Wednesday, November 11, 2009

Outcome of Sustained Virological Responders (SVR) and Non-responders in the Hepatitis C Antiviral

Outcome of Sustained Virological Responders (SVR) and Non-responders in the Hepatitis C Antiviral Long-term Treatment against Cirrhosis (HALT-C) Trial

Reported by Jules Levin
AASLD Oct 31-Nov 3 2009, Boston, MA

T. R. Morgan1, 2; M. G. Ghany6; H. Kim3; K. K. Snow3; K. Lindsay5; A. S. Lok4

1. VA Medical Center 11, Long Beach, CA, USA.

2. University of California, Irvine, CA, USA.

3. New England Research Institute, Boston, MA, USA.

4. University of Michigan, Ann Arbor, MI, USA.

5. University of Southern California, Los Angeles, CA, USA.

6. NIDDK/NIH, Bethesda, MD, USA.




Retrospective studies have suggested that subjects with chronic hepatitis C (CHC) and advanced fibrosis who achieve an SVR have a lower risk of developing hepatic decompensation and hepatocellular carcinoma (HCC). However, most of these studies had a short duration of follow up and none was performed in a US population. The HALT-C trial was a prospective study to determine whether low dose peginterferon could prevent liver disease progression in non-responders with CHC.

Aim: To compare the rate of clinical outcomes between patients who achieved an SVR during the lead-in phase of HALT-C and non-responders in the control arm of the randomized phase.

Methods: We attempted to determine liver-related outcomes (decompensation, HCC or death) on all SVR patients (n=180). Consenting SVR patients had a physical exam, blood tests and an ultrasound (US) or were interviewed by phone. Non-responders (n=309) were evaluated every 3 months for 3.5 years and then every 6 months.

Results: Data were obtained on 140 (78%) SVR patients (105 in-person, 32 by phone interview and 3 who had died). Median follow up for SVR patients was 85.8 months (range: 68.0 to 101.1), and for control patients 78.4 months (range: 11.7 to 102.8). At study entry, SVR patients were less likely to have cirrhosis or genotype 1 infection, and had higher platelet counts, ALT and albumin compared to non-responders. One SVR patient had relapse of viremia.

SVR patients had a significant improvement in platelet counts, albumin and ALT from baseline to last follow-up while non-responders had a significant decrease in platelet counts and albumin and an increase in bilirubin.

Four (2.9%) SVR patients developed 5 clinical outcomes (1 liver related death, 2 HCCs and 2 variceal hemorrhages) compared to 102 clinical outcomes (20 liver related deaths, 20 HCCs and 62 decompensation events) in 68 (22%) control patients.

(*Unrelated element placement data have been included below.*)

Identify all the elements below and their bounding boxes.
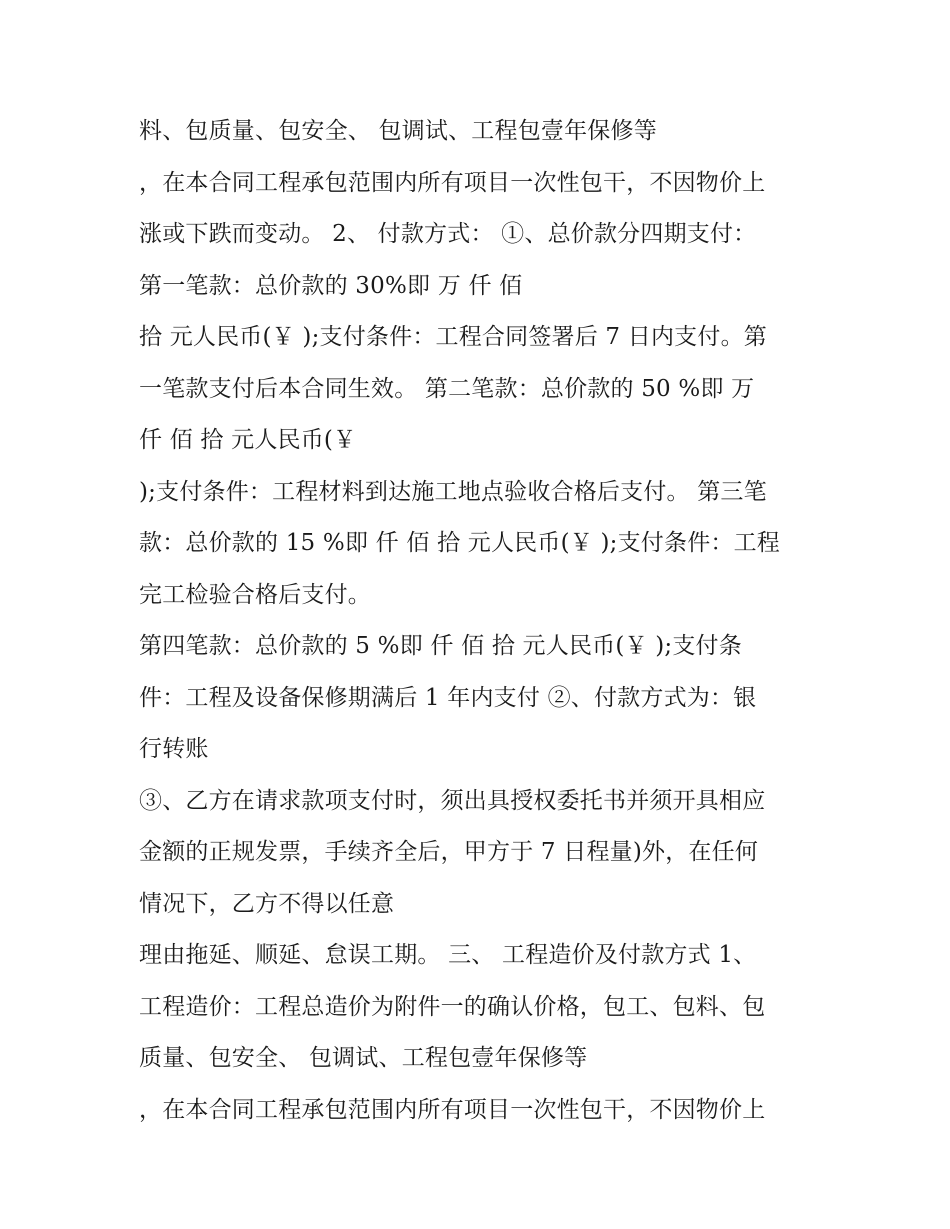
text-line: 金额的正规发票，手续齐全后，甲方于 7 日程量)外，在任何	[139, 839, 759, 865]
text-line: );支付条件：工程材料到达施工地点验收合格后支付。 第三笔	[139, 478, 767, 505]
text-line: 第四笔款：总价款的 5 %即 仟 佰 拾 元人民币(￥ );支付条	[139, 633, 742, 659]
text-line: ③、乙方在请求款项支付时，须出具授权委托书并须开具相应	[139, 787, 766, 814]
contract-text-body	[139, 106, 829, 1136]
text-line: 料、包质量、包安全、 包调试、工程包壹年保修等	[139, 118, 657, 144]
text-line: 拾 元人民币(￥ );支付条件：工程合同签署后 7 日内支付。第	[139, 324, 767, 350]
text-line: 情况下，乙方不得以任意	[139, 890, 395, 917]
text-line: 质量、包安全、 包调试、工程包壹年保修等	[139, 1045, 588, 1071]
text-line: 工程造价：工程总造价为附件一的确认价格，包工、包料、包	[139, 993, 766, 1020]
text-line: 第一笔款：总价款的 30%即 万 仟 佰	[139, 272, 523, 299]
text-line: 一笔款支付后本合同生效。 第二笔款：总价款的 50 %即 万	[139, 375, 755, 402]
text-line: 款：总价款的 15 %即 仟 佰 拾 元人民币(￥ );支付条件：工程	[139, 530, 780, 556]
text-line: 涨或下跌而变动。 2、 付款方式： ①、总价款分四期支付：	[139, 221, 757, 247]
text-line: 完工检验合格后支付。	[139, 581, 371, 608]
text-line: 理由拖延、顺延、怠误工期。 三、 工程造价及付款方式 1、	[139, 942, 757, 968]
text-line: ，在本合同工程承包范围内所有项目一次性包干，不因物价上	[139, 169, 766, 196]
text-line: 仟 佰 拾 元人民币(￥	[139, 427, 357, 453]
text-line: 件：工程及设备保修期满后 1 年内支付 ②、付款方式为：银	[139, 684, 757, 711]
text-line: ，在本合同工程承包范围内所有项目一次性包干，不因物价上	[139, 1096, 766, 1123]
text-line: 行转账	[139, 736, 209, 762]
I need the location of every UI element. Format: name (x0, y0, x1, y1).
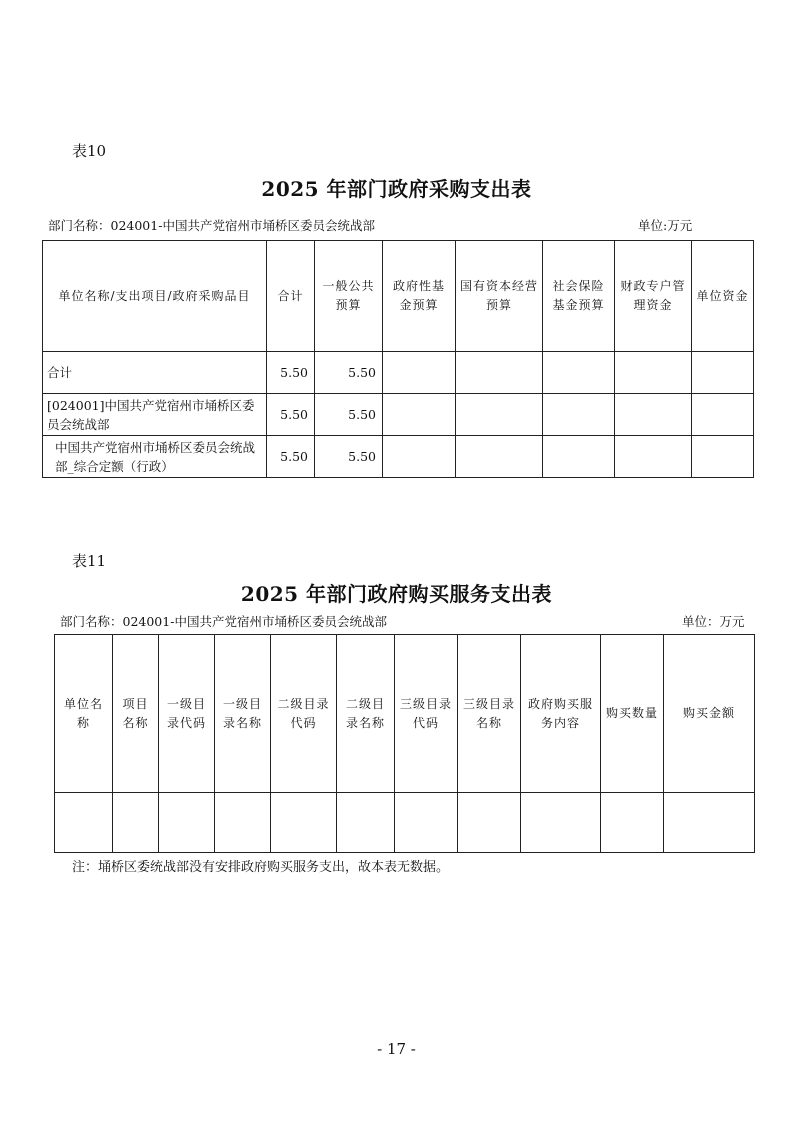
table11-note: 注：埇桥区委统战部没有安排政府购买服务支出，故本表无数据。 (72, 860, 450, 875)
header-level2-name: 二级目录名称 (337, 635, 395, 793)
header-service-content: 政府购买服务内容 (521, 635, 601, 793)
empty-cell (692, 352, 754, 394)
table11-title: 2025 年部门政府购买服务支出表 (240, 582, 553, 606)
row-general-budget: 5.50 (315, 352, 383, 394)
empty-cell (543, 394, 615, 436)
empty-cell (271, 793, 337, 853)
table10-title: 2025 年部门政府采购支出表 (261, 177, 532, 201)
empty-cell (615, 394, 692, 436)
empty-cell (383, 436, 456, 478)
table11-unit: 单位：万元 (682, 614, 745, 629)
header-unit-funds: 单位资金 (692, 241, 754, 352)
table-row (43, 352, 754, 394)
empty-cell (456, 352, 543, 394)
empty-cell (383, 352, 456, 394)
table-header-row (55, 635, 755, 793)
empty-cell (458, 793, 521, 853)
header-gov-fund-budget: 政府性基金预算 (383, 241, 456, 352)
header-general-budget: 一般公共预算 (315, 241, 383, 352)
header-project-name: 项目名称 (113, 635, 159, 793)
row-general-budget: 5.50 (315, 394, 383, 436)
table-row (55, 793, 755, 853)
row-name: 合计 (43, 352, 267, 394)
page-number: - 17 - (377, 1040, 416, 1058)
header-unit-name: 单位名称 (55, 635, 113, 793)
header-level3-code: 三级目录代码 (395, 635, 458, 793)
empty-cell (159, 793, 215, 853)
table10-unit: 单位:万元 (638, 218, 693, 233)
table-row (43, 436, 754, 478)
header-unit-name: 单位名称/支出项目/政府采购品目 (43, 241, 267, 352)
empty-cell (55, 793, 113, 853)
header-level1-name: 一级目录名称 (215, 635, 271, 793)
empty-cell (543, 436, 615, 478)
empty-cell (337, 793, 395, 853)
header-quantity: 购买数量 (601, 635, 664, 793)
table10-label: 表10 (72, 142, 107, 160)
empty-cell (664, 793, 755, 853)
table-row (43, 394, 754, 436)
header-level2-code: 二级目录代码 (271, 635, 337, 793)
header-level1-code: 一级目录代码 (159, 635, 215, 793)
header-special-account-funds: 财政专户管理资金 (615, 241, 692, 352)
empty-cell (215, 793, 271, 853)
empty-cell (615, 436, 692, 478)
header-total: 合计 (267, 241, 315, 352)
empty-cell (615, 352, 692, 394)
empty-cell (601, 793, 664, 853)
empty-cell (456, 394, 543, 436)
empty-cell (692, 436, 754, 478)
table11-label: 表11 (72, 552, 107, 570)
row-total: 5.50 (267, 436, 315, 478)
header-level3-name: 三级目录名称 (458, 635, 521, 793)
empty-cell (113, 793, 159, 853)
empty-cell (456, 436, 543, 478)
empty-cell (521, 793, 601, 853)
header-state-capital-budget: 国有资本经营预算 (456, 241, 543, 352)
row-total: 5.50 (267, 394, 315, 436)
table10-dept: 部门名称：024001-中国共产党宿州市埇桥区委员会统战部 (48, 218, 375, 233)
row-name: [024001]中国共产党宿州市埇桥区委员会统战部 (43, 394, 267, 436)
table-header-row (43, 241, 754, 352)
service-purchase-table (54, 634, 755, 853)
table11-dept: 部门名称：024001-中国共产党宿州市埇桥区委员会统战部 (60, 614, 387, 629)
empty-cell (543, 352, 615, 394)
header-social-insurance-budget: 社会保险基金预算 (543, 241, 615, 352)
row-total: 5.50 (267, 352, 315, 394)
empty-cell (383, 394, 456, 436)
row-general-budget: 5.50 (315, 436, 383, 478)
header-amount: 购买金额 (664, 635, 755, 793)
empty-cell (692, 394, 754, 436)
procurement-table (42, 240, 754, 478)
empty-cell (395, 793, 458, 853)
row-name: 中国共产党宿州市埇桥区委员会统战部_综合定额（行政） (43, 436, 267, 478)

By life-table analysis, the cumulative rate of the first clinical outcome in the SVR versus the control patients at 2.5, 5 and 7.5 years was 0%,1.4% and 3.7% vs. 4.6%, 15.2% and 27.7%, respectively (p < 0.0001).

The adjusted hazard ratio (HR) for time to development of the first clinical outcome was significantly higher in non-responder controls than SVR patients (HR = 7.09, 95% CI: 2.56-19.6).

Conclusion: Patients with advanced CHC who achieve an SVR remain at risk for development of hepatic decompensation and HCC, although this risk is markedly lower compared to non-responders. These results highlight the long-term clinical benefit of achieving an SVR but also underscore the importance of continued monitoring of persons with advanced CHC who achieve an SVR.